Il n'y a de
gestion des resources humaines que de
proximité et par la confiance
Alain
Bouvier
Ancien
recteur
Professeur
émérite des universités de
Poitiers et Sherbrooke
Voilà
un titre éloquent, et une
conviction forte qui s'appuie à la
fois sur la très riche
expérience de l'auteur au service
de différentes structures publiques
de l'État, et sur une analyse du
succès de l'association " Aide aux
profs ". L'auteur aborde sans complaisance
dans cet article un certain nombre de
pratiques administratives inspirées
par la facilité et " l'illusion
égalitaire " ; il y fait des
recommandations sur la nécessaire
évolution de la gestion
impersonnelle et bureaucratique
pratiquée à un niveau global
et sur l'indispensable reconnaissance de
la gestion de proximité des
personnes, inspirée par le respect
et l'intérêt pour la richesse
humaine.
Sur la dite " gestion
" des ressources humaines, expression convenue que
je n'aime pas mais que j'emploierai
néanmoins
(1)
on pourrait partir d'une analyse globale du
système éducatif (plus d'un million
de personnes) avec sa grande complexité,
pour se rapprocher du " terrain " (selon un autre
mot convenu), en courant le risque que tel un
mirage, on ne l'atteigne jamais. Dans ces quelques
lignes, je voudrais montrer qu'en
réalité l'essentiel des questions
abordées sur ce thème relèvent
avant tout de l'humain. Elles se jouent au plus
près des acteurs et la confiance entre
enseignants et personnels d'encadrement est
absolument nécessaire.
Je m'appuierai sur des exemples concrets
inspirés de mes positions institutionnelles
successives, dans des structures publiques de
l'État. Elles illustrent ma thèse :
il ne peut y avoir de gestion des ressources
humaines que de proximité et en confiance
(2)
n'en déplaise à la technostructure
nationale et ses " alliés objectifs " : la
majorité des organisations syndicales.
J'observe avec tristesse que trop d'énergie
est dilapidée et que trop de temps est
consacré à des questions
bureaucratiques, hiérarchiques,
corporatistes et verticales, " à la petite
semaine ". Elles sont empreintes de
méfiance, alors qu'il faudrait se mobiliser,
dans la confiance, sur les réseaux
fonctionnels horizontaux. Agir là où
les acteurs construisent le sens de leur action.

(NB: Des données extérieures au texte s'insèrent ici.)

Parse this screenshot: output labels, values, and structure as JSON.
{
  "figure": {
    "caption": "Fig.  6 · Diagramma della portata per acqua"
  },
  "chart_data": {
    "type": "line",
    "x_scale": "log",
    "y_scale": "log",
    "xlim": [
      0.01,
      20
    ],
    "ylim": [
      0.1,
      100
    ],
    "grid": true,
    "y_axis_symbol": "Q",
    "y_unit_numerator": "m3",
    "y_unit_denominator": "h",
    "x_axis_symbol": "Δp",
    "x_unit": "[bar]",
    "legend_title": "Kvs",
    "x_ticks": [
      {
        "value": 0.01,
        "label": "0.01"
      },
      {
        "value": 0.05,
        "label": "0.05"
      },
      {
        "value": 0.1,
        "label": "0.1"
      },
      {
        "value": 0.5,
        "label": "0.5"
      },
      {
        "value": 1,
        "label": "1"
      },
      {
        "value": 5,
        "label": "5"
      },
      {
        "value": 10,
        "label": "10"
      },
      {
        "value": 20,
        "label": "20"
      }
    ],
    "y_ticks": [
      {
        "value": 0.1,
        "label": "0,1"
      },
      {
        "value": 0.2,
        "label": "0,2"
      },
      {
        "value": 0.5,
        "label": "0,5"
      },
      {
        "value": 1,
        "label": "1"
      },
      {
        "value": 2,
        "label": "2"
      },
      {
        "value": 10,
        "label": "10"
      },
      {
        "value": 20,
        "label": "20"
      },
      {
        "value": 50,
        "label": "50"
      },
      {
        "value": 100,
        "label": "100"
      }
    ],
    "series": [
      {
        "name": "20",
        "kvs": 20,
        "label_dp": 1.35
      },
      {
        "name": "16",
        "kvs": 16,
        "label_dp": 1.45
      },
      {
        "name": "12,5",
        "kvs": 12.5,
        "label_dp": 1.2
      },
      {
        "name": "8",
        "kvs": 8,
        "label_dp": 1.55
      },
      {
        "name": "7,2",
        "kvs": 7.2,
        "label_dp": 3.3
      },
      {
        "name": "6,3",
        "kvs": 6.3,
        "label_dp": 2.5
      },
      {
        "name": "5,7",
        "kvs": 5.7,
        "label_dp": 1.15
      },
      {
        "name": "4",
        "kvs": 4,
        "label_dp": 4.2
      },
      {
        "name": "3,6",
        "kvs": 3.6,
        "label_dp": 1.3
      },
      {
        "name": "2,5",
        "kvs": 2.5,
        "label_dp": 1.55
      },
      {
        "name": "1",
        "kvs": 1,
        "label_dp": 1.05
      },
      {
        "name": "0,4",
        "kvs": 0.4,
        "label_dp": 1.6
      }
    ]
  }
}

Employer la reconnaissance comme philosophie des
rapports humains et comme outil de
management.
Du
micro au macro : que peut-on observer
?
Sans y avoir été
préparé, j'ai découvert
empiriquement ce que signifiait avoir la
responsabilité d'un petit collectif humain
lorsque, en 1985, je devins directeur de l'Institut
de recherche sur l'enseignement des
mathématiques (IREM) (3)
de Lyon. D'avoir préalablement exercé
la présidence d'une association
d'enseignants, ou d'avoir créé et
d'animer une petite équipe de recherche en
mathématiques pures, d'être membre de
différentes instances de mon
université, n'étaient en rien une
réelle préparation à cette
fonction nouvelle pour moi. Aujourd'hui, avec le
recul, je trouve que la situation dans laquelle je
me suis alors trouvé était exemplaire
de plusieurs façons, comme je vais
l'exposer. J'espère que les actuels
directeurs d'IREM demeurent dans des dispositions
proches de celles que je connus et qu'ils restent
conscients de la richesse humaine de leur
situation.
L'IREM de Lyon disposait alors (je cite de
mémoire) d'une quarantaine de formateurs,
tous à temps partiel, six de l'enseignement
supérieur, les autres de l'enseignement
secondaire, un ou deux du primaire, recrutés
par le directeur pour une durée non uniforme
et non précisée de l'ordre de
quelques années, afin de permettre un
renouvellement suffisant des personnes et surtout
des compétences. Depuis 1969, à trois
reprises, j'avais été formateur
à l'IREM de Lyon, sur trois sujets
différents liés à des
réformes successives de programmes, sur des
thèmes que j'avais proposés pour
assurer des formations continues d'enseignants,
accompagnées de la rédaction de
différents documents. Le terme de " gestion
des ressources humaines " ne s'employait pas
encore, mais sans le savoir, je l'avais
découverte de l'intérieur en
étant directement concerné comme
formateur. La relation était vraiment de
proximité et en confiance. Concernant mon
rôle, mes missions et mes projets de
formateur, je pouvais, sans rendez-vous, venir m'en
entretenir avec les directeurs successifs. Dans les
diverses réunions d'équipe, ces
sujets étaient abordés de
façon simple, directe et naturelle.
En devenant directeur " à mon tour ", comme
cela se disait chez les formateurs qui m'avaient
élu, je découvris qu'à la
partie visible que je connaissais bien s'ajoutait
une partie moins connue : les formateurs avaient
tous des carrières et des statuts
différents. Pour jouer mon nouveau
rôle, assumer mes responsabilités, je
devais comprendre comment cela se jouait dans
chaque domaine (enseignement supérieur et
enseignement scolaire, primaire, secondaire
général et professionnel) et de
quelle façon je pouvais intervenir.
Heureusement beaucoup des formateurs étaient
plus âgés et plus
expérimentés que moi.
Évidemment ils le savaient et me donnaient
avec bienveillance, une à une, les
clés les plus utiles. J'ai eu beaucoup de
plaisir à exercer ce rôle, faisant,
à la façon de Monsieur Jourdain, de
la gestion des ressources humaines sans le savoir.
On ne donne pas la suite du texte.